Latin American Dialogue’s, Latin American Advisor asked Diaz Reus: “Why has Guyana failed to pass an anti-money laundering bill?” The Caribbean Community Secretariat in February expressed concern at Guyana’s failure to pass its Anti-Money Laundering and Countering the Financing of Terrorism Act, a measure that the secretary general of the Organization of American States has also called upon Guyana to approve. The Caribbean Financial Action Task Force has blacklisted the country over the matter. What does the legislation aim to achieve, and why is it being resisted? How will the wrangling affect financial services companies in Guyana and the country’s economy overall? Is Guyana’s inaction a blow to coordinating anti-money laundering efforts and the Caribbean?
Diaz Reus’ Response:
“The Caribbean Financial Action Task Force (CFATF) has blacklisted Guyana due to AML/CFT deficiencies and threatened further sanctions, unless the government implements needed legislative changes.
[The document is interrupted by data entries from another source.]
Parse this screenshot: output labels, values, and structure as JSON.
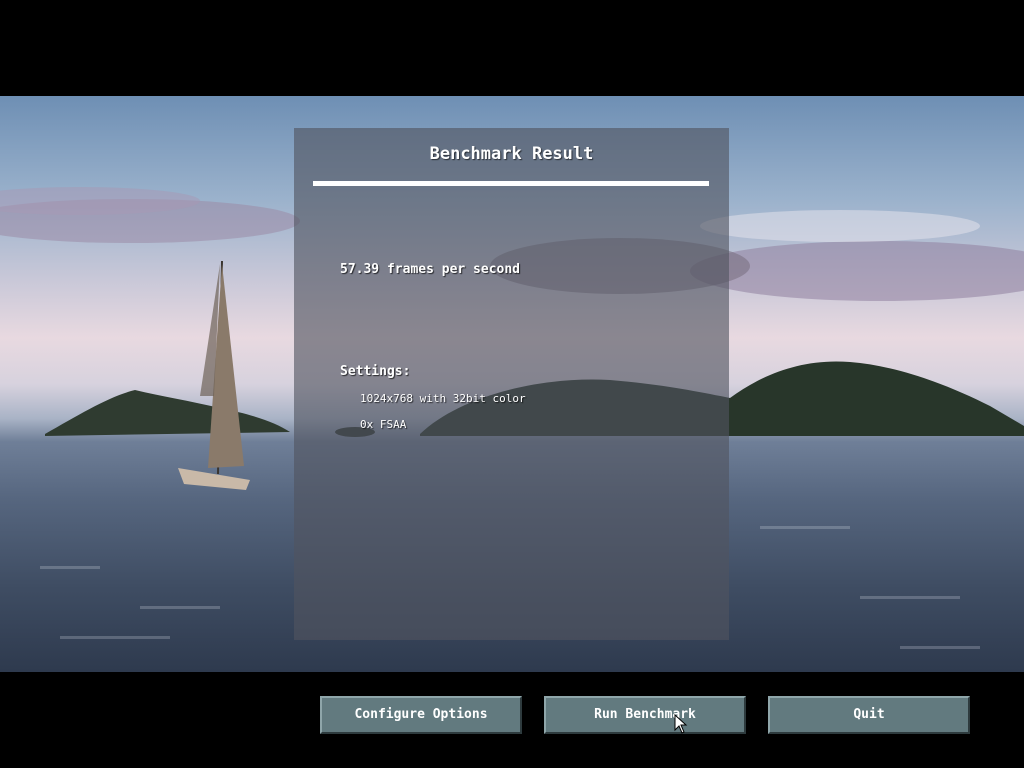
{
  "panel": {
    "title": "Benchmark Result",
    "fps_text": "57.39 frames per second",
    "settings_label": "Settings:",
    "settings": [
      "1024x768 with 32bit color",
      "0x FSAA"
    ]
  },
  "buttons": {
    "configure_label": "Configure Options",
    "run_label": "Run Benchmark",
    "quit_label": "Quit"
  },
  "colors": {
    "button_bg": "#627a7f",
    "panel_bg": "#505460",
    "text": "#ffffff",
    "letterbox": "#000000"
  }
}
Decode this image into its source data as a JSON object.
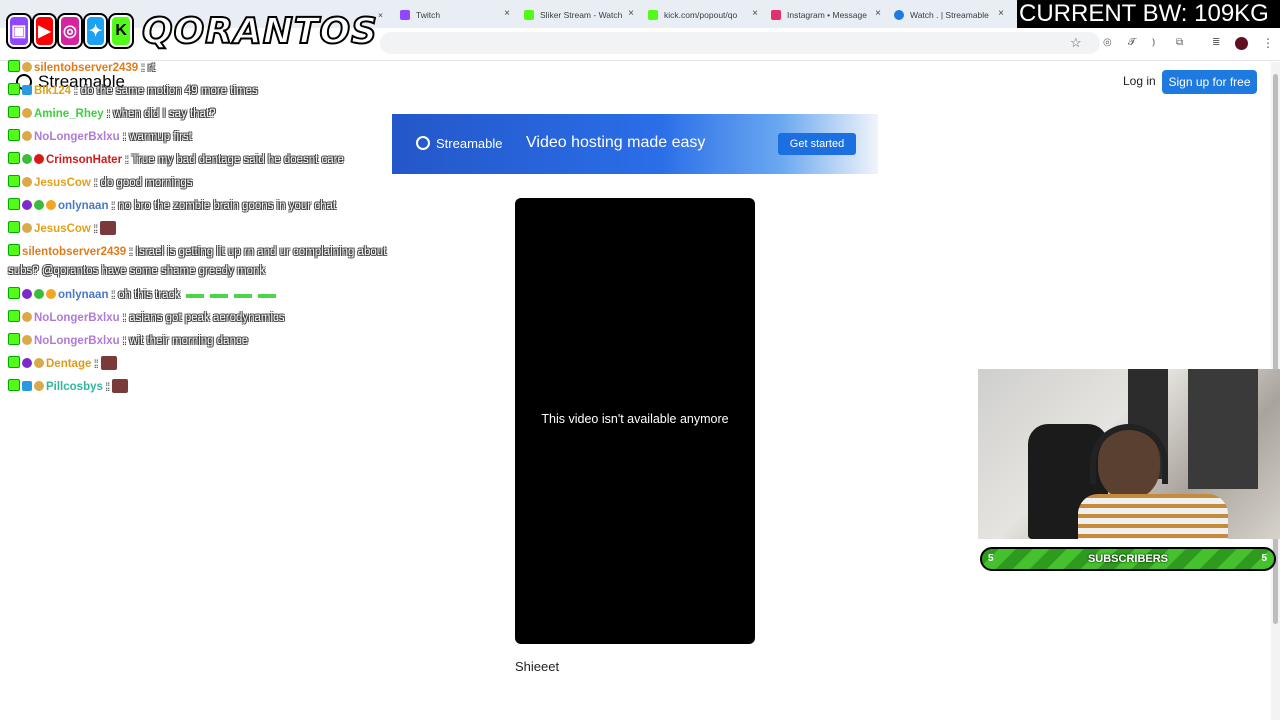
{
  "browser": {
    "tabs": [
      {
        "label": "Twitch",
        "color": "#9146ff"
      },
      {
        "label": "Sliker Stream - Watch",
        "color": "#53fc18"
      },
      {
        "label": "kick.com/popout/qo",
        "color": "#53fc18"
      },
      {
        "label": "Instagram • Message",
        "color": "#e1306c"
      },
      {
        "label": "Watch . | Streamable",
        "color": "#1f7ae0"
      }
    ],
    "close_glyph": "×",
    "star_icon": "☆",
    "ext_icons": [
      "◎",
      "𝓣",
      "⦆",
      "⧉",
      "≣"
    ],
    "menu_icon": "⋮"
  },
  "overlay": {
    "brand": "QORANTOS",
    "bw_label": "CURRENT BW: 109KG",
    "social_icons": [
      "twitch-icon",
      "youtube-icon",
      "instagram-icon",
      "twitter-icon",
      "kick-icon"
    ]
  },
  "streamable": {
    "logo": "Streamable",
    "login": "Log in",
    "signup": "Sign up for free",
    "banner": {
      "brand": "Streamable",
      "tagline": "Video hosting made easy",
      "cta": "Get started"
    },
    "video": {
      "message": "This video isn't available anymore",
      "title": "Shieeet"
    }
  },
  "chat": [
    {
      "user": "silentobserver2439",
      "color": "#e07b1a",
      "text": "rt",
      "badges": [
        "k",
        "ban"
      ]
    },
    {
      "user": "Blk124",
      "color": "#e0a21a",
      "text": "do the same motion 49 more times",
      "badges": [
        "k",
        "blue"
      ]
    },
    {
      "user": "Amine_Rhey",
      "color": "#3fcf3f",
      "text": "when did I say that?",
      "badges": [
        "k",
        "ban"
      ]
    },
    {
      "user": "NoLongerBxlxu",
      "color": "#b07ad8",
      "text": "warmup first",
      "badges": [
        "k",
        "ban"
      ]
    },
    {
      "user": "CrimsonHater",
      "color": "#d41a1a",
      "text": "True my bad dentage said he doesnt care",
      "badges": [
        "k",
        "green",
        "red"
      ]
    },
    {
      "user": "JesusCow",
      "color": "#e0a21a",
      "text": "do good mornings",
      "badges": [
        "k",
        "ban"
      ]
    },
    {
      "user": "onlynaan",
      "color": "#4a78c8",
      "text": "no bro the zombie brain goons in your chat",
      "badges": [
        "k",
        "purple",
        "green",
        "orange"
      ]
    },
    {
      "user": "JesusCow",
      "color": "#e0a21a",
      "text": "",
      "badges": [
        "k",
        "ban"
      ],
      "emote": true
    },
    {
      "user": "silentobserver2439",
      "color": "#e07b1a",
      "text": "Israel is getting lit up rn and ur complaining about",
      "text2": "subs? @qorantos have some shame greedy monk",
      "badges": [
        "k"
      ]
    },
    {
      "user": "onlynaan",
      "color": "#4a78c8",
      "text": "oh this track",
      "badges": [
        "k",
        "purple",
        "green",
        "orange"
      ],
      "green_emotes": 4
    },
    {
      "user": "NoLongerBxlxu",
      "color": "#b07ad8",
      "text": "asians got peak aerodynamics",
      "badges": [
        "k",
        "ban"
      ]
    },
    {
      "user": "NoLongerBxlxu",
      "color": "#b07ad8",
      "text": "wit their morning dance",
      "badges": [
        "k",
        "ban"
      ]
    },
    {
      "user": "Dentage",
      "color": "#e09a1a",
      "text": "",
      "badges": [
        "k",
        "purple",
        "ban"
      ],
      "emote": true
    },
    {
      "user": "Pillcosbys",
      "color": "#2fb89a",
      "text": "",
      "badges": [
        "k",
        "blue",
        "ban"
      ],
      "emote": true
    }
  ],
  "webcam": {
    "subs_left": "5",
    "subs_label": "SUBSCRIBERS",
    "subs_right": "5"
  }
}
Because Guyana’s historically weak criminal justice system has also contributed to a favorable climate for drug trafficking, smuggling, human trafficking and corruption, crimes that have a propensity of generating large amounts of illegal profits, CFATF has taken a firmer stance with Guyana. As a result, CFATF has been working with Guyana to implement an action plan with target dates to address the AML/CFT deficiencies that still existing despite Guyana’s first AML/CFT Act of 2009. Due to a political dispute between political parties, however, the amended bill, which would have addressed these deficiencies, has been held up in Parliament because of the political parties’ failure to agree on various amendments to the law. These include restructuring the Financial Intelligence Unit and setting the monetary thresholds needed in order for seizures to occur. The failure to pass these needed reforms before the May CFATF Plenary Meeting would lead to serious sanctions. This would be devastating to Guyana’s financial services industry, potentially causing international banks to terminate their relationships with Guyanese counterparts. It would also cause other countries to bring greater scrutiny to bear on funds originating in Guyana. For a country whose industry is largely dependent on exporting natural resources, these sanctions could easily cripple the economy, as purchasers for their exports face greater challenges in conducting financial transactions with Guyana.”